I think one of the greatest things that I have learned as a parent of a child with autism is how to truly celebrate the moment. So often I get caught up in trying to make sure the entire "production" runs smoothly and is enjoyed by all, whether it be worship, family vacation, birthday party, making dinner; whatever it may be that I am planning, I am just as guilty of the next guy of not enjoying the moment for fear of disrupting the wider spectrum.
But with Isaac, no matter how smooth everything is going, the slightest incident (slightest, in our eyes at least) can be absolutely catastrophic for him. As a parent, you're torn: part of you says it's only spilled milk, while the other side of you says that those giant teardrops are legitimate and that he is really suffering. A "perfect" party is then spoiled by one little incident.
So as a parent, I've simply learned to enjoy the moment with him as he's enjoying it. In fact, I've found it to be quite liberating to simply let go of the reigns and celebrate being in the moment with him. I can't make him understand me, but I surely can go out of my way to at least try to understand him, and in doing so, experience all the joys (and there truly are many of them) of being blessed to be the parent of a child with special needs.
As we read the Philippians "Christ Hymn" text last Thursday evening in Adult Confirmation class, it dawned on me that maybe this is how God "enjoys" us as well. We know that God emptied himself of His divine nature and came to us as one of us in Jesus Christ, and despite the fact that we couldn't understand him and despite the fact that we've turned this perfect creation into something less desirable than what it was created for, God still wants to be there in those moments with us as any loving parent would. I have no doubt that God celebrates when we celebrate and that God reaches out to us when we're making a mountain out of a molehill.
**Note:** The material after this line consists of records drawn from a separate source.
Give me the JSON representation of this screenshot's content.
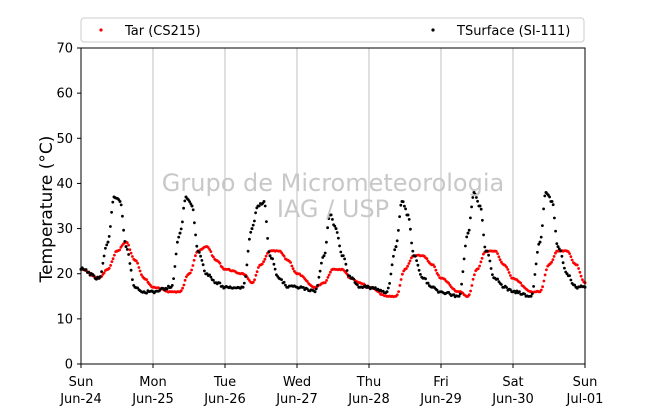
{
  "chart_data": {
    "type": "scatter",
    "title": "",
    "xlabel": "",
    "ylabel": "Temperature (°C)",
    "ylim": [
      0,
      70
    ],
    "yticks": [
      0,
      10,
      20,
      30,
      40,
      50,
      60,
      70
    ],
    "xlim": [
      "2018-06-24T00:00",
      "2018-07-01T00:00"
    ],
    "x_ticks": [
      {
        "day": "Sun",
        "date": "Jun-24"
      },
      {
        "day": "Mon",
        "date": "Jun-25"
      },
      {
        "day": "Tue",
        "date": "Jun-26"
      },
      {
        "day": "Wed",
        "date": "Jun-27"
      },
      {
        "day": "Thu",
        "date": "Jun-28"
      },
      {
        "day": "Fri",
        "date": "Jun-29"
      },
      {
        "day": "Sat",
        "date": "Jun-30"
      },
      {
        "day": "Sun",
        "date": "Jul-01"
      }
    ],
    "grid": "vertical",
    "legend_position": "top",
    "watermark": [
      "Grupo de Micrometeorologia",
      "IAG / USP"
    ],
    "series": [
      {
        "name": "Tar (CS215)",
        "color": "#ff0000",
        "x": [
          "2018-06-24T00:00",
          "2018-06-24T06:00",
          "2018-06-24T09:00",
          "2018-06-24T12:00",
          "2018-06-24T15:00",
          "2018-06-24T18:00",
          "2018-06-24T21:00",
          "2018-06-25T00:00",
          "2018-06-25T06:00",
          "2018-06-25T09:00",
          "2018-06-25T12:00",
          "2018-06-25T15:00",
          "2018-06-25T18:00",
          "2018-06-25T21:00",
          "2018-06-26T00:00",
          "2018-06-26T06:00",
          "2018-06-26T09:00",
          "2018-06-26T12:00",
          "2018-06-26T15:00",
          "2018-06-26T18:00",
          "2018-06-26T21:00",
          "2018-06-27T00:00",
          "2018-06-27T06:00",
          "2018-06-27T09:00",
          "2018-06-27T12:00",
          "2018-06-27T15:00",
          "2018-06-27T18:00",
          "2018-06-27T21:00",
          "2018-06-28T00:00",
          "2018-06-28T06:00",
          "2018-06-28T09:00",
          "2018-06-28T12:00",
          "2018-06-28T15:00",
          "2018-06-28T18:00",
          "2018-06-28T21:00",
          "2018-06-29T00:00",
          "2018-06-29T06:00",
          "2018-06-29T09:00",
          "2018-06-29T12:00",
          "2018-06-29T15:00",
          "2018-06-29T18:00",
          "2018-06-29T21:00",
          "2018-06-30T00:00",
          "2018-06-30T06:00",
          "2018-06-30T09:00",
          "2018-06-30T12:00",
          "2018-06-30T15:00",
          "2018-06-30T18:00",
          "2018-06-30T21:00",
          "2018-07-01T00:00"
        ],
        "y": [
          21,
          19,
          21,
          25,
          27,
          23,
          19,
          17,
          16,
          16,
          20,
          25,
          26,
          23,
          21,
          20,
          18,
          22,
          25,
          25,
          23,
          20,
          17,
          18,
          21,
          21,
          19,
          18,
          17,
          15,
          15,
          21,
          24,
          24,
          22,
          19,
          16,
          15,
          21,
          25,
          25,
          22,
          19,
          16,
          16,
          22,
          25,
          25,
          22,
          18
        ]
      },
      {
        "name": "TSurface (SI-111)",
        "color": "#000000",
        "x": [
          "2018-06-24T00:00",
          "2018-06-24T06:00",
          "2018-06-24T09:00",
          "2018-06-24T11:00",
          "2018-06-24T13:00",
          "2018-06-24T15:00",
          "2018-06-24T18:00",
          "2018-06-24T21:00",
          "2018-06-25T00:00",
          "2018-06-25T06:00",
          "2018-06-25T09:00",
          "2018-06-25T11:00",
          "2018-06-25T13:00",
          "2018-06-25T15:00",
          "2018-06-25T18:00",
          "2018-06-25T21:00",
          "2018-06-26T00:00",
          "2018-06-26T06:00",
          "2018-06-26T09:00",
          "2018-06-26T11:00",
          "2018-06-26T13:00",
          "2018-06-26T15:00",
          "2018-06-26T18:00",
          "2018-06-26T21:00",
          "2018-06-27T00:00",
          "2018-06-27T06:00",
          "2018-06-27T09:00",
          "2018-06-27T11:00",
          "2018-06-27T13:00",
          "2018-06-27T15:00",
          "2018-06-27T18:00",
          "2018-06-27T21:00",
          "2018-06-28T00:00",
          "2018-06-28T06:00",
          "2018-06-28T09:00",
          "2018-06-28T11:00",
          "2018-06-28T13:00",
          "2018-06-28T15:00",
          "2018-06-28T18:00",
          "2018-06-28T21:00",
          "2018-06-29T00:00",
          "2018-06-29T06:00",
          "2018-06-29T09:00",
          "2018-06-29T11:00",
          "2018-06-29T13:00",
          "2018-06-29T15:00",
          "2018-06-29T18:00",
          "2018-06-29T21:00",
          "2018-06-30T00:00",
          "2018-06-30T06:00",
          "2018-06-30T09:00",
          "2018-06-30T11:00",
          "2018-06-30T13:00",
          "2018-06-30T15:00",
          "2018-06-30T18:00",
          "2018-06-30T21:00",
          "2018-07-01T00:00"
        ],
        "y": [
          21,
          19,
          27,
          37,
          36,
          26,
          17,
          16,
          16,
          17,
          29,
          37,
          35,
          25,
          20,
          18,
          17,
          17,
          30,
          35,
          36,
          24,
          19,
          17,
          17,
          16,
          24,
          33,
          30,
          24,
          19,
          17,
          17,
          16,
          26,
          36,
          33,
          24,
          19,
          17,
          16,
          15,
          29,
          38,
          35,
          25,
          19,
          17,
          16,
          15,
          27,
          38,
          36,
          26,
          20,
          17,
          17
        ]
      }
    ]
  }
}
There will be a time when Isaac and I will have a complete understanding of one another, but, for now, I'll just keep doing the best that I can. Maybe he'll cry during the birthday party, but you know what, he really had fun on the monkey bars. Maybe he didn't eat a very good supper, but he offered up grace and thanks for that meal beforehand. I truly do thank God for those moments and I thank God for making me aware of them. So, I guess my departing words are simple: live in the moment, and know that God is living in that moment with you.